Ronan Farrow, journalist, coming out as bisexual at an event for the Point Foundation, where he was honored with the Courage Award:

“Being a part of the LGBT community—which recognized that reporting I was doing early on and elevated it, and has been such a stalwart source of support through the sexual assault reporting I did involving survivors who felt equally invisible—that has been an incredible source of strength for me. LGBT people are some of the bravest and most potent change agents and leaders I have encountered, and the most forceful defenders of the vulnerable and voiceless, because they know what it’s like to be there.”
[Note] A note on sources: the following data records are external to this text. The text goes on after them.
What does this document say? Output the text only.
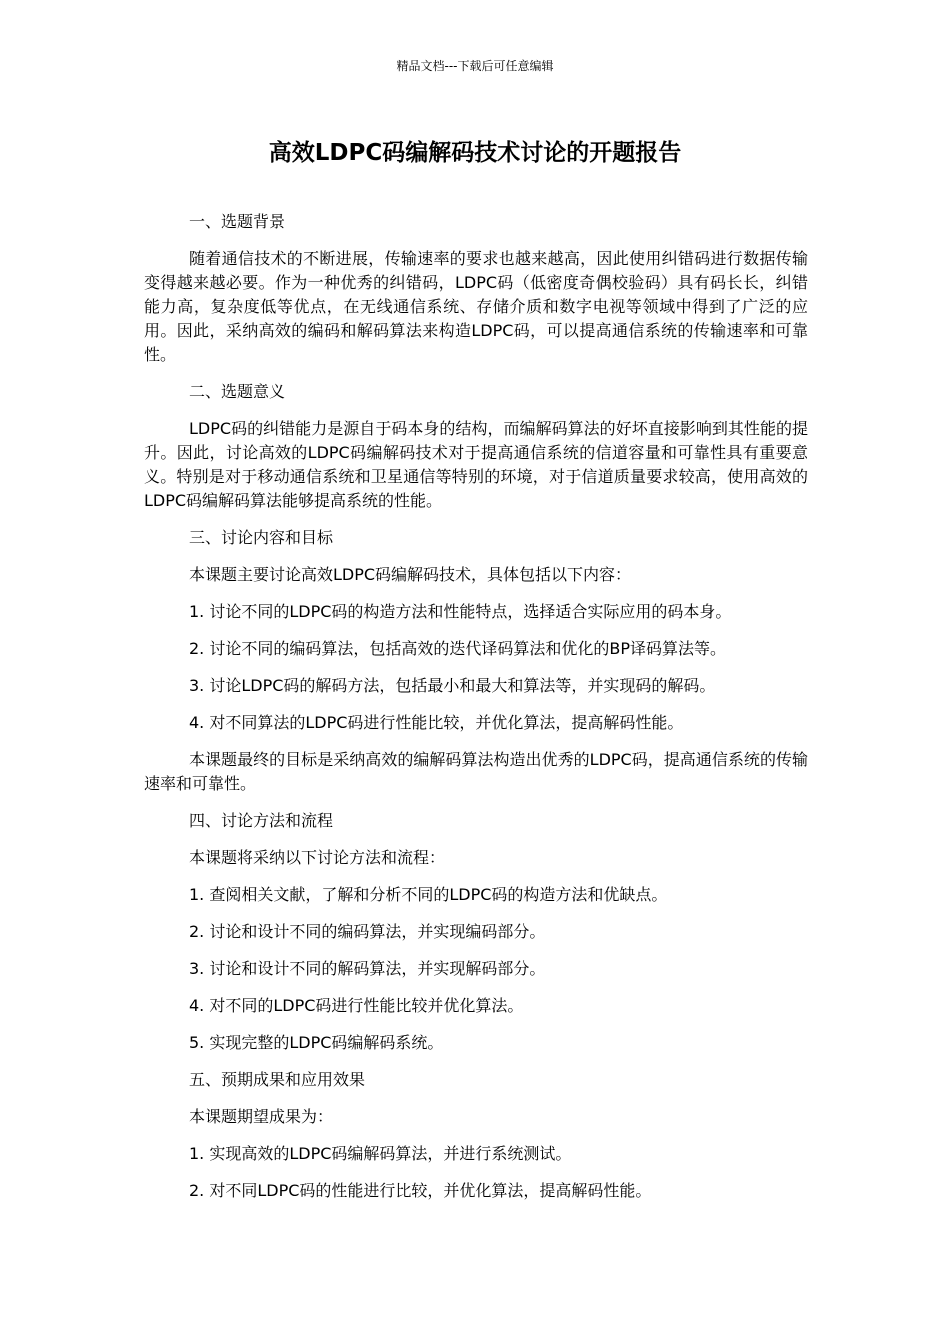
精品文档---下载后可任意编辑
高效LDPC码编解码技术讨论的开题报告

一、选题背景

随着通信技术的不断进展，传输速率的要求也越来越高，因此使用纠错码进行数据传输变得越来越必要。作为一种优秀的纠错码，LDPC码（低密度奇偶校验码）具有码长长，纠错能力高，复杂度低等优点，在无线通信系统、存储介质和数字电视等领域中得到了广泛的应用。因此，采纳高效的编码和解码算法来构造LDPC码，可以提高通信系统的传输速率和可靠性。

二、选题意义

LDPC码的纠错能力是源自于码本身的结构，而编解码算法的好坏直接影响到其性能的提升。因此，讨论高效的LDPC码编解码技术对于提高通信系统的信道容量和可靠性具有重要意义。特别是对于移动通信系统和卫星通信等特别的环境，对于信道质量要求较高，使用高效的LDPC码编解码算法能够提高系统的性能。

三、讨论内容和目标

本课题主要讨论高效LDPC码编解码技术，具体包括以下内容：

1. 讨论不同的LDPC码的构造方法和性能特点，选择适合实际应用的码本身。

2. 讨论不同的编码算法，包括高效的迭代译码算法和优化的BP译码算法等。

3. 讨论LDPC码的解码方法，包括最小和最大和算法等，并实现码的解码。

4. 对不同算法的LDPC码进行性能比较，并优化算法，提高解码性能。

本课题最终的目标是采纳高效的编解码算法构造出优秀的LDPC码，提高通信系统的传输速率和可靠性。

四、讨论方法和流程

本课题将采纳以下讨论方法和流程：

1. 查阅相关文献，了解和分析不同的LDPC码的构造方法和优缺点。

2. 讨论和设计不同的编码算法，并实现编码部分。

3. 讨论和设计不同的解码算法，并实现解码部分。

4. 对不同的LDPC码进行性能比较并优化算法。

5. 实现完整的LDPC码编解码系统。

五、预期成果和应用效果

本课题期望成果为：

1. 实现高效的LDPC码编解码算法，并进行系统测试。

2. 对不同LDPC码的性能进行比较，并优化算法，提高解码性能。
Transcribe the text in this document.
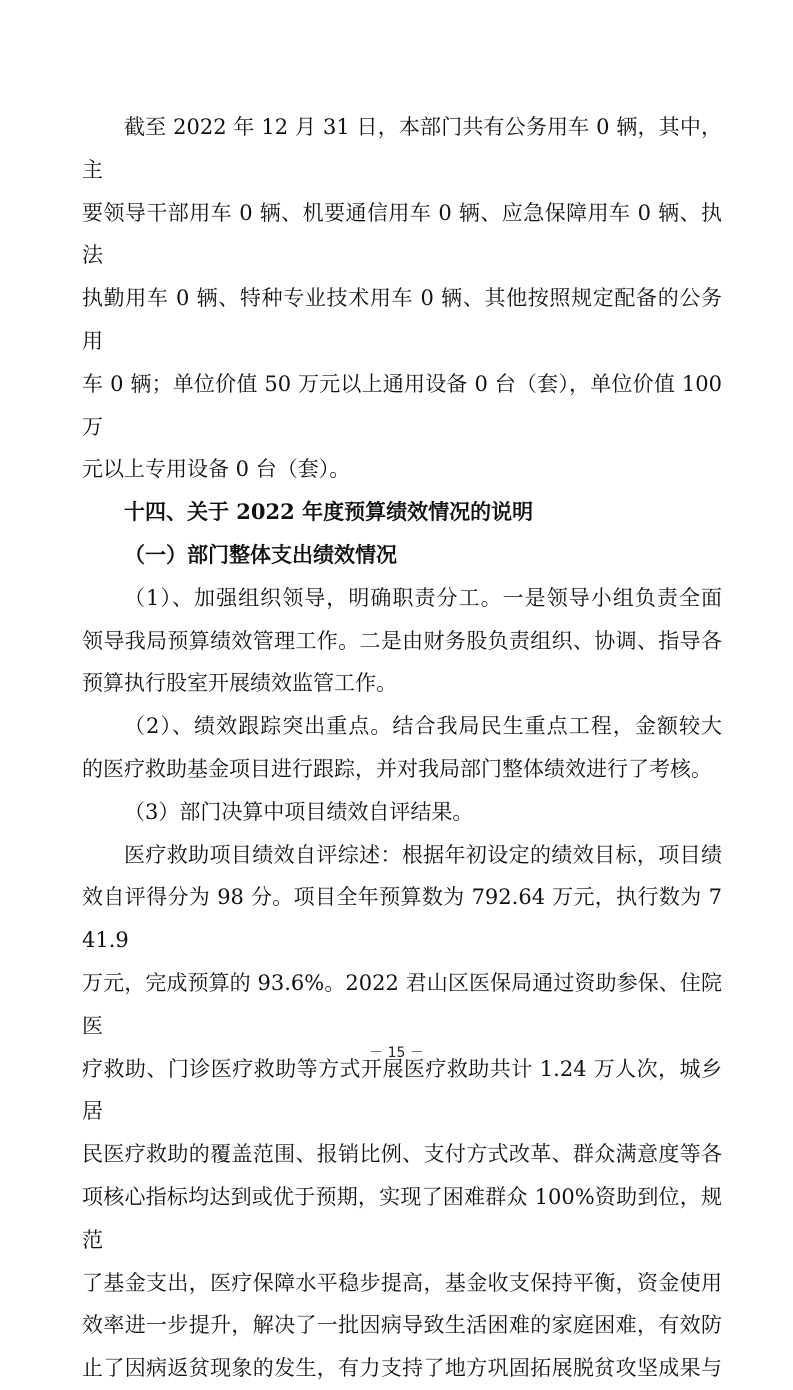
截至 2022 年 12 月 31 日，本部门共有公务用车 0 辆，其中，主

要领导干部用车 0 辆、机要通信用车 0 辆、应急保障用车 0 辆、执法

执勤用车 0 辆、特种专业技术用车 0 辆、其他按照规定配备的公务用

车 0 辆；单位价值 50 万元以上通用设备 0 台（套），单位价值 100 万

元以上专用设备 0 台（套）。

十四、关于 2022 年度预算绩效情况的说明

（一）部门整体支出绩效情况

（1）、加强组织领导，明确职责分工。一是领导小组负责全面

领导我局预算绩效管理工作。二是由财务股负责组织、协调、指导各

预算执行股室开展绩效监管工作。

（2）、绩效跟踪突出重点。结合我局民生重点工程，金额较大

的医疗救助基金项目进行跟踪，并对我局部门整体绩效进行了考核。

（3）部门决算中项目绩效自评结果。

医疗救助项目绩效自评综述：根据年初设定的绩效目标，项目绩

效自评得分为 98 分。项目全年预算数为 792.64 万元，执行数为 741.9

万元，完成预算的 93.6%。2022 君山区医保局通过资助参保、住院医

疗救助、门诊医疗救助等方式开展医疗救助共计 1.24 万人次，城乡居

民医疗救助的覆盖范围、报销比例、支付方式改革、群众满意度等各

项核心指标均达到或优于预期，实现了困难群众 100%资助到位，规范

了基金支出，医疗保障水平稳步提高，基金收支保持平衡，资金使用

效率进一步提升，解决了一批因病导致生活困难的家庭困难，有效防

止了因病返贫现象的发生，有力支持了地方巩固拓展脱贫攻坚成果与

－ 15 －
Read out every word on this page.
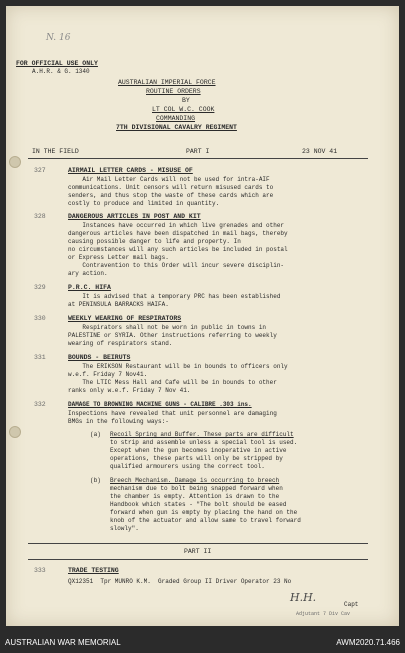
N. 16
FOR OFFICIAL USE ONLY
A.H.R. & G. 1340
AUSTRALIAN IMPERIAL FORCE
ROUTINE ORDERS
BY
LT COL W.C. COOK
COMMANDING
7TH DIVISIONAL CAVALRY REGIMENT
IN THE FIELD	PART I	23 NOV 41
327	AIRMAIL LETTER CARDS - MISUSE OF
Air Mail Letter Cards will not be used for intra-AIF
communications. Unit censors will return misused cards to
senders, and thus stop the waste of these cards which are
costly to produce and limited in quantity.
328	DANGEROUS ARTICLES IN POST AND KIT
Instances have occurred in which live grenades and other
dangerous articles have been dispatched in mail bags, thereby
causing possible danger to life and property. In
no circumstances will any such articles be included in postal
or Express Letter mail bags.
Contravention to this Order will incur severe disciplin-
ary action.
329	P.R.C. HIFA
It is advised that a temporary PRC has been established
at PENINSULA BARRACKS HAIFA.
330	WEEKLY WEARING OF RESPIRATORS
Respirators shall not be worn in public in towns in
PALESTINE or SYRIA. Other instructions referring to weekly
wearing of respirators stand.
331	BOUNDS - BEIRUTS
The ERIKSON Restaurant will be in bounds to officers only
w.e.f. Friday 7 Nov41.
The LTIC Mess Hall and Cafe will be in bounds to other
ranks only w.e.f. Friday 7 Nov 41.
332	DAMAGE TO BROWNING MACHINE GUNS - CALIBRE .303 ins.
Inspections have revealed that unit personnel are damaging
BMGs in the following ways:-
(a) Recoil Spring and Buffer. These parts are difficult
to strip and assemble unless a special tool is used.
Except when the gun becomes inoperative in active
operations, these parts will only be stripped by
qualified armourers using the correct tool.
(b) Breech Mechanism. Damage is occurring to breech
mechanism due to bolt being snapped forward when
the chamber is empty. Attention is drawn to the
Handbook which states - "The bolt should be eased
forward when gun is empty by placing the hand on the
knob of the actuator and allow same to travel forward
slowly".
PART II
333	TRADE TESTING
QX12351  Tpr MUNRO K.M.  Graded Group II Driver Operator 23 No
H.H.
Capt
Adjutant 7 Div Cav
AUSTRALIAN WAR MEMORIAL	AWM2020.71.466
Welcome out, Ronan, and, of course, please accept as our gift the Official Coming Out Toaster Oven and a copy of The Gay Agenda.
Dino Sajudin, former _____ World Tower doorman, on another sex scandal plaguing the Fat Bastard:

“Today I awoke to learn that a confidential agreement I had with AMI [The National Enquirer] with regard to a story about President _____ had been leaked to the press. I can confirm that while working at _____ World Tower, I was instructed not to criticize President _____’s former housekeeper due to a prior relationship she had with President _____ which produced a child.”

Knocking up the housekeeper? Who is he? Schwarzenegger?

5 comments:

Deedles said...

Michelle Obama can tell a person that they're going to (mythological) hell wearing gasoline soaked drawers in such a classy way that we could all learn from her example. She does it without using clunky sentences, too.

Bob, I am going to picturing a "wee Cheeto lying on a Brillo pad" all day now! Folks are going to wonder at my sudden outbreaks of laughter.

Do I have to come out as anything but straight to get the toaster oven? Mine sucks and I'm cheap.

Bob Slatten said...

@Deedles
HOMO HQ might be introducing an LGBT Ally Toaster Oven in the future ......

anne marie in philly said...

"a wee Cheeto lying on a Brillo pad" - I don't think it's THAT big...maybe a piece of candy corn...

so frank sinatra's kid is bi; handsome as his father, who is NOT woody allen!

@deedles - this is the one I have and it's FABU! https://www.amazon.com/BLACK-DECKER-TO3230SBD-Convection-Countertop/dp/B00KDVJHZA/ref=sr_1_7?ie=UTF8&qid=1523637845&sr=8-7&keywords=black+%26+decker+toaster+oven

the dogs' mother said...

Miss Michelle Obama sooooooo much!

Debra She Who Seeks said...

Ronan Farrow is such a handsome young guy.